Bug 922 - kernel hangs in xlog_grant_log_space
: kernel hangs in xlog_grant_log_space
Status: NEW
Product: XFS
Classification: Unclassified
Component: XFS kernel code
: Current
: All Linux
: P3 major
: ---
Assigned To: XFS power people
:
:
:
Depends on:
Blocks:
  Show dependency treegraph
 
Reported: 2012-05-08 19:52 CDT by Chris J Arges
Modified: 2012-11-15 16:57 CST (History)
3 users (show)

See Also:


Attachments
Script to create files for reproducer. (397 bytes, text/plain)
2012-05-08 20:14 CDT, Chris J Arges
Details
Script to copy files and cause hang. (2.99 KB, text/plain)
2012-05-08 20:15 CDT, Chris J Arges
Details

Note You need to log in before you can comment on or make changes to this bug.
Description Chris J Arges 2012-05-08 19:52:12 CDT
* Overview

When running a large number of file operations, occassionally an XFS filesystem will cause the kernel to hang. This can be reproduced easily using a set of scripts that perform file operations and the XFS partition's logsize is set to a size of 576b.

* Steps to Reproduce

1) mkfs.xfs -b size=1024 -l size=576b <dev path>
2) mount the volume
3) copy check-files, create-files, and copy-files to partition (in the attached archive)
4) run ./create-files
5) run ./copy-files
6) wait about 2-4 hours, the dots will stop printing and check dmesg

* Actual Results

An xfs kernel task hangs, and a backtrace occurs. Output has been placed in this bug: 
https://bugs.launchpad.net/ubuntu/+source/linux/+bug/979498
In addition are logs that have been requested in this email thread:
http://oss.sgi.com/archives/xfs/2012-04/msg00951.html

* Expected Results

This should run for a very long time, and not cause hangs.

* Build Date & Platform

This has been tested on the following kernels which all exhibit the same failures:
- 3.2.0-24 (Ubuntu Precise)
- 3.4.0-rc4
- 3.0.29
- 3.1.10
- 3.2.15
- 3.3.2

* Additional Information

This is the related Ubuntu bug with some additional information:
https://bugs.launchpad.net/ubuntu/+source/linux/+bug/979498

This is an email thread describing the issue:
http://oss.sgi.com/archives/xfs/2012-04/msg00951.html

Not sure if the following bug is related or not:
http://oss.sgi.com/bugzilla/show_bug.cgi?id=854

In addition there is an older thread that could also be related:
http://oss.sgi.com/archives/xfs/2011-11/msg00401.html
Comment 1 Chris J Arges 2012-05-08 20:14:31 CDT
Created attachment 304 [details]
Script to create files for reproducer.
Comment 2 Chris J Arges 2012-05-08 20:15:04 CDT
Created attachment 305 [details]
Script to copy files and cause hang.
Comment 3 Ben Myers 2012-05-16 12:48:46 CDT
Is the customer using this crazy small log size, or was that done to make this reproduceable?
Comment 4 Chris J Arges 2012-05-16 14:01:31 CDT
(In reply to comment #3)
> Is the customer using this crazy small log size, or was that done to make this
> reproduceable?

This was done to reproduce the issue. Changing the log size to the minimum seemed to produce the backtrace as the original failure. 

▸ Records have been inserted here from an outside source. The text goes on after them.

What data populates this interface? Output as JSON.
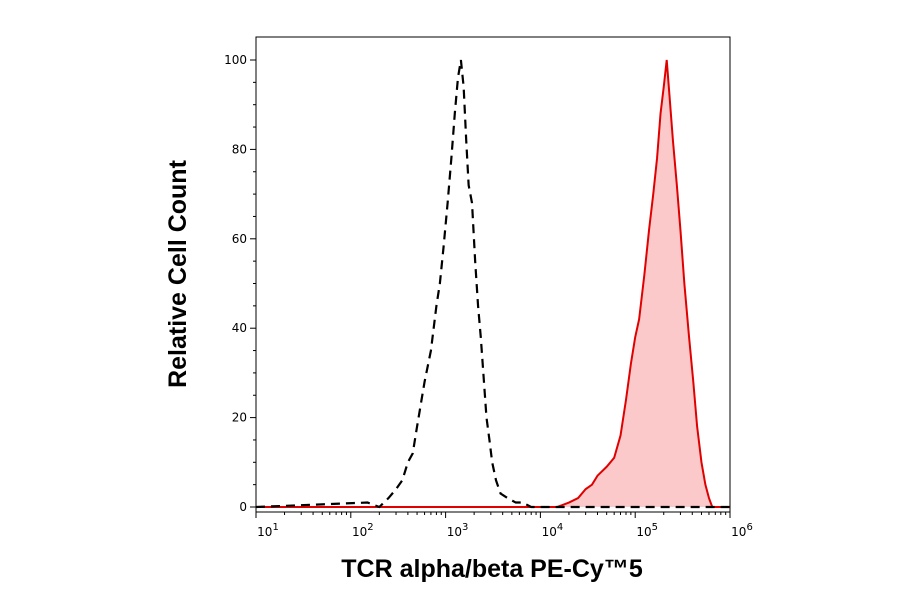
{
  "chart_data": {
    "type": "area",
    "title": "",
    "xlabel": "TCR alpha/beta PE-Cy™5",
    "ylabel": "Relative Cell Count",
    "xscale": "log",
    "xlim": [
      10,
      1000000
    ],
    "ylim": [
      0,
      100
    ],
    "grid": false,
    "legend": "none",
    "x_ticks": [
      {
        "base": "10",
        "exp": "1",
        "value": 10
      },
      {
        "base": "10",
        "exp": "2",
        "value": 100
      },
      {
        "base": "10",
        "exp": "3",
        "value": 1000
      },
      {
        "base": "10",
        "exp": "4",
        "value": 10000
      },
      {
        "base": "10",
        "exp": "5",
        "value": 100000
      },
      {
        "base": "10",
        "exp": "6",
        "value": 1000000
      }
    ],
    "y_ticks": [
      "0",
      "20",
      "40",
      "60",
      "80",
      "100"
    ],
    "series": [
      {
        "style": "dashed-line",
        "color": "#000000",
        "x": [
          10,
          150,
          200,
          250,
          300,
          350,
          400,
          450,
          500,
          600,
          700,
          800,
          870,
          950,
          1050,
          1150,
          1250,
          1350,
          1450,
          1550,
          1650,
          1750,
          1900,
          2050,
          2200,
          2350,
          2500,
          2700,
          2900,
          3100,
          3400,
          3800,
          4500,
          5500,
          6500,
          8000,
          1000000
        ],
        "y": [
          0,
          1,
          0,
          2,
          4,
          6,
          10,
          12,
          18,
          28,
          35,
          45,
          50,
          58,
          68,
          78,
          88,
          96,
          100,
          94,
          82,
          72,
          68,
          55,
          45,
          38,
          30,
          20,
          15,
          10,
          6,
          3,
          2,
          1,
          1,
          0,
          0
        ]
      },
      {
        "style": "filled",
        "color": "#e00000",
        "fill": "#fbc9c9",
        "x": [
          10,
          15000,
          20000,
          25000,
          30000,
          35000,
          40000,
          50000,
          60000,
          70000,
          80000,
          90000,
          100000,
          110000,
          125000,
          140000,
          155000,
          170000,
          185000,
          200000,
          215000,
          230000,
          250000,
          275000,
          300000,
          330000,
          370000,
          410000,
          450000,
          500000,
          550000,
          600000,
          650000,
          1000000
        ],
        "y": [
          0,
          0,
          1,
          2,
          4,
          5,
          7,
          9,
          11,
          16,
          24,
          32,
          38,
          42,
          52,
          62,
          70,
          78,
          88,
          94,
          100,
          92,
          82,
          72,
          62,
          50,
          38,
          28,
          18,
          10,
          5,
          2,
          0,
          0
        ]
      }
    ]
  }
}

The description here should have part of the backtrace here: https://bugs.launchpad.net/ubuntu/+source/linux/+bug/979498

The syslog here should be the backtrace using the reproducer:
https://launchpadlibrarian.net/102951054/syslog

This has also been reproduced on 3.4-rc4, 3.2.0-24-server (Ubuntu precise), and a few other versions in between.

This thread has some good info on the case so far:
http://oss.sgi.com/archives/xfs/2012-04/msg00953.html
Comment 5 Chris J Arges 2012-11-15 16:57:10 CST
Just tested this with the xfs tree commit fb59581404ab7ec5075299065c22cb211a9262a9 on Nov 12th 2012, and I can still reproduce this issue.